Adler Douglas G, Haseeb Abdul, Francis Gloria, Kistler C Andrew, Kaplan Jeremy, Ghumman Saad S, Laique Sobia N, Munigala Satish, Taylor Linda Jo, Cox Kristen, Root Benjamin, Hayat Umar, Siddiqui Ali
Gastroenterology and Hepatology, University of Utah School of Medicine, Salt Lake City, Utah, USA.
Gastroenterology and Hepatology, Jefferson University School of Medicine, Philadelphia, Pennsylvania, USA.
Gastrointest Endosc. 2016 Feb;83(2):353-9. doi: 10.1016/j.gie.2015.08.022. Epub 2015 Aug 19.
Patients with cirrhosis may be less than optimal candidates for ERCP because of underlying ascites, coagulopathy, encephalopathy, and other problems. Although the risks of surgery in patients with cirrhosis are well known, few data are available regarding ERCP in patients with cirrhosis. We performed a retrospective, multicenter study of ERCP in patients with cirrhosis to evaluate outcomes, efficacy, and safety.
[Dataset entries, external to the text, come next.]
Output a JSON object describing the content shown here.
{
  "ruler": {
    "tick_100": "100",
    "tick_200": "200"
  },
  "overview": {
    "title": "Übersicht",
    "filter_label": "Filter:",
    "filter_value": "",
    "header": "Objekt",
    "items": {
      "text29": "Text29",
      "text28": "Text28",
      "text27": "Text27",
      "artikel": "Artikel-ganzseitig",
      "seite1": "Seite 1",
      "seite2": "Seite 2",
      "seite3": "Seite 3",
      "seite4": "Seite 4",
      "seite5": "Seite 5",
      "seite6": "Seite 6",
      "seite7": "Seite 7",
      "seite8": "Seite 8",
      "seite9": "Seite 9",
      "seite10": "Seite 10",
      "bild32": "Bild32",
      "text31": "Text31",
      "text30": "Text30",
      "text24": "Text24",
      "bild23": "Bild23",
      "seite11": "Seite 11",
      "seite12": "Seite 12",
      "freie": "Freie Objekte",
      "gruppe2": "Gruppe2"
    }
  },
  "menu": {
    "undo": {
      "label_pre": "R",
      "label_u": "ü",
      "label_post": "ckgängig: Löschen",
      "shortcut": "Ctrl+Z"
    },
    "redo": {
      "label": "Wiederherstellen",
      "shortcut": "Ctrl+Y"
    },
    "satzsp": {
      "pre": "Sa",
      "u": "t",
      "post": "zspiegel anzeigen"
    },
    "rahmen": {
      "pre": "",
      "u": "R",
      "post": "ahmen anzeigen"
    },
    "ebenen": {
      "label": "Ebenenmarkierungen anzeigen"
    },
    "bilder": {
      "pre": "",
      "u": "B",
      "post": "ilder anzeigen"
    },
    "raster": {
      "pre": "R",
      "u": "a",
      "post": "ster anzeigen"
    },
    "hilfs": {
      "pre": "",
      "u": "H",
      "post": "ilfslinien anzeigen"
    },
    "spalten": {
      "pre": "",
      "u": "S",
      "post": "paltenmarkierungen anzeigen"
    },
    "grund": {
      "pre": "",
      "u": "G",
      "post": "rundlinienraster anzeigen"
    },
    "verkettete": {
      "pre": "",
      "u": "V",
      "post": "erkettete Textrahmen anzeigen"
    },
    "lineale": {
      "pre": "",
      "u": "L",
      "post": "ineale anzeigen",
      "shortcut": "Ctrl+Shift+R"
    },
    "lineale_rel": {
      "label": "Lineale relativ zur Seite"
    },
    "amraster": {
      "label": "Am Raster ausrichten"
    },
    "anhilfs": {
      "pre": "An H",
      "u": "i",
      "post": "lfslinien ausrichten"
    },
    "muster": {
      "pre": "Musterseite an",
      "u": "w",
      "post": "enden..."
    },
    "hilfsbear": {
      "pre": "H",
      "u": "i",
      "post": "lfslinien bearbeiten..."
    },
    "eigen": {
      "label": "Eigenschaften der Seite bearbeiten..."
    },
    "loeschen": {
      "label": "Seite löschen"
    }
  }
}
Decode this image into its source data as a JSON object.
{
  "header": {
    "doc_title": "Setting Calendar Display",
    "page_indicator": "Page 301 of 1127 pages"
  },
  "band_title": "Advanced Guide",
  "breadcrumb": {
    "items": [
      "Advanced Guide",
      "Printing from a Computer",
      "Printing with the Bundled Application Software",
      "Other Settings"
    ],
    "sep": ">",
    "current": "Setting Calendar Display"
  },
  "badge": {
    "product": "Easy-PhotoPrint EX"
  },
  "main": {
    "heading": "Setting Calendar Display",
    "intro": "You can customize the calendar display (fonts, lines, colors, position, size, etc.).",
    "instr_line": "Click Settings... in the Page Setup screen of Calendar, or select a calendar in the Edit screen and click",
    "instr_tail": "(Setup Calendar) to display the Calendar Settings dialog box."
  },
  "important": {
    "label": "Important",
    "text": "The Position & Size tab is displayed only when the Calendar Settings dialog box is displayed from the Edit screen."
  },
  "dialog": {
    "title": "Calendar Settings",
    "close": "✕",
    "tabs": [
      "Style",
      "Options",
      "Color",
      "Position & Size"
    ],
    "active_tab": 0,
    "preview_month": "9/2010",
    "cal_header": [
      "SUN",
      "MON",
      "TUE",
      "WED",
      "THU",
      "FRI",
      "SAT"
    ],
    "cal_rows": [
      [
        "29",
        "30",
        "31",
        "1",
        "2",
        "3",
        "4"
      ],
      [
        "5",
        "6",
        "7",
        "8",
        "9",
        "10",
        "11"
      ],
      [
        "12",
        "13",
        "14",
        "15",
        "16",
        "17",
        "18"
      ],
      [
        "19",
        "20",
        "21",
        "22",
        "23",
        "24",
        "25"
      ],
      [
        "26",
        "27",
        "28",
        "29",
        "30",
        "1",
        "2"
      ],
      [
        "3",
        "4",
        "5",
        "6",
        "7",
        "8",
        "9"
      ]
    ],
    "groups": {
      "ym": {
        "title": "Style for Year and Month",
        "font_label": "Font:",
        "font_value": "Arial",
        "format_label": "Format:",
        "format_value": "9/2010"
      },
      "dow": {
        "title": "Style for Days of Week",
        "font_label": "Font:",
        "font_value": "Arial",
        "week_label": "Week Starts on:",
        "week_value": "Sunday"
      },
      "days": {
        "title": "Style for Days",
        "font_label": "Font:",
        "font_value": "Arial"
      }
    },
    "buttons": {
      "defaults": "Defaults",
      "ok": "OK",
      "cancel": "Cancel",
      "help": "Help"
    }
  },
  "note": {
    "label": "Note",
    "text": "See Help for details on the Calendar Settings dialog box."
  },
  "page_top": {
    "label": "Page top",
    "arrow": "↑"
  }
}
Multicenter retrospective study.
A total of 538 ERCP procedures were performed on 328 patients with cirrhosis. A total of 229 patients had Child-Pugh (CP) class A, 229 patients had CP class B, and 80 patients had CP class C. Thrombocytopenia and coagulopathy were corrected before ERCP. The 30-day, procedure-related adverse events included post-ERCP pancreatitis (n = 25, 4.6%: 21 mild, 3 moderate, 1 severe), hemorrhage (n = 6, 1.1%), cholangitis (n = 15, 2.8%), perforation (n = 2, 0.4%), aspiration pneumonia (n = 5, 0.9%), bile leakage (n = 1, 0.2%), cholecystitis (n = 1, 0.2%), and death (n = 1, 0.2%). There was a higher incidence of adverse events in patients with CP class B and C disease when compared with those with CP class A disease (11.4%, 11.3%, and 6.1%, respectively; P = .048). There was no correlation between the risk of significant hemorrhage and the presence of coagulopathy or CP class, even in those who underwent a sphincterotomy. The presence of poorly controlled encephalopathy correlated with a higher overall adverse event rate (P = .003). Sub-analysis revealed that patients without primary sclerosing cholangitis had a significantly higher overall rate of adverse events, pancreatitis, bleeding, and cardiopulmonary adverse events after ERCP when compared with those with primary sclerosing cholangitis.
Our study was performed on a large series of patients with cirrhosis undergoing ERCP. Overall, the adverse events seen in patients with cirrhosis are similar to those seen in the general population of patients undergoing ERCP, although patients with CP classes B and C have higher adverse event rates compared with those with CP class A. Patients with cirrhosis without primary sclerosing cholangitis had significantly greater adverse event rates when compared with patients with primary sclerosing cholangitis.
由于存在潜在腹水、凝血功能障碍、肝性脑病及其他问题,肝硬化患者可能并非内镜逆行胰胆管造影(ERCP)的理想候选者。尽管肝硬化患者手术的风险已为人熟知,但关于肝硬化患者接受ERCP的资料却很少。我们开展了一项针对肝硬化患者ERCP的回顾性多中心研究,以评估其疗效、有效性及安全性。
多中心回顾性研究。
对328例肝硬化患者共进行了538例ERCP操作。其中,229例患者为Child-Pugh(CP)A级,229例为CP B级,80例为CP C级。在ERCP术前纠正了血小板减少症和凝血功能障碍。30天内与操作相关的不良事件包括ERCP术后胰腺炎(25例,4.6%:21例轻度,3例中度,1例重度)、出血(6例,1.1%)、胆管炎(15例,2.8%)、穿孔(2例,0.4%)、吸入性肺炎(5例,0.9%)、胆漏(1例,0.2%)、胆囊炎(1例,0.2%)及死亡(1例,0.2%)。与CP A级疾病患者相比,CP B级和C级疾病患者的不良事件发生率更高(分别为11.4%、11.3%和6.1%;P = 0.048)。即使在接受括约肌切开术的患者中,严重出血风险与凝血功能障碍或CP分级之间也无相关性。肝性脑病控制不佳与总体不良事件发生率较高相关(P = 0.003)。亚组分析显示,与原发性硬化性胆管炎患者相比,无原发性硬化性胆管炎的患者在ERCP术后总体不良事件、胰腺炎、出血及心肺不良事件发生率显著更高。
我们的研究纳入了大量接受ERCP的肝硬化患者。总体而言,肝硬化患者出现的不良事件与接受ERCP的普通患者群体所见相似,尽管CP B级和C级患者的不良事件发生率高于CP A级患者。与原发性硬化性胆管炎患者相比,无原发性硬化性胆管炎的肝硬化患者不良事件发生率显著更高。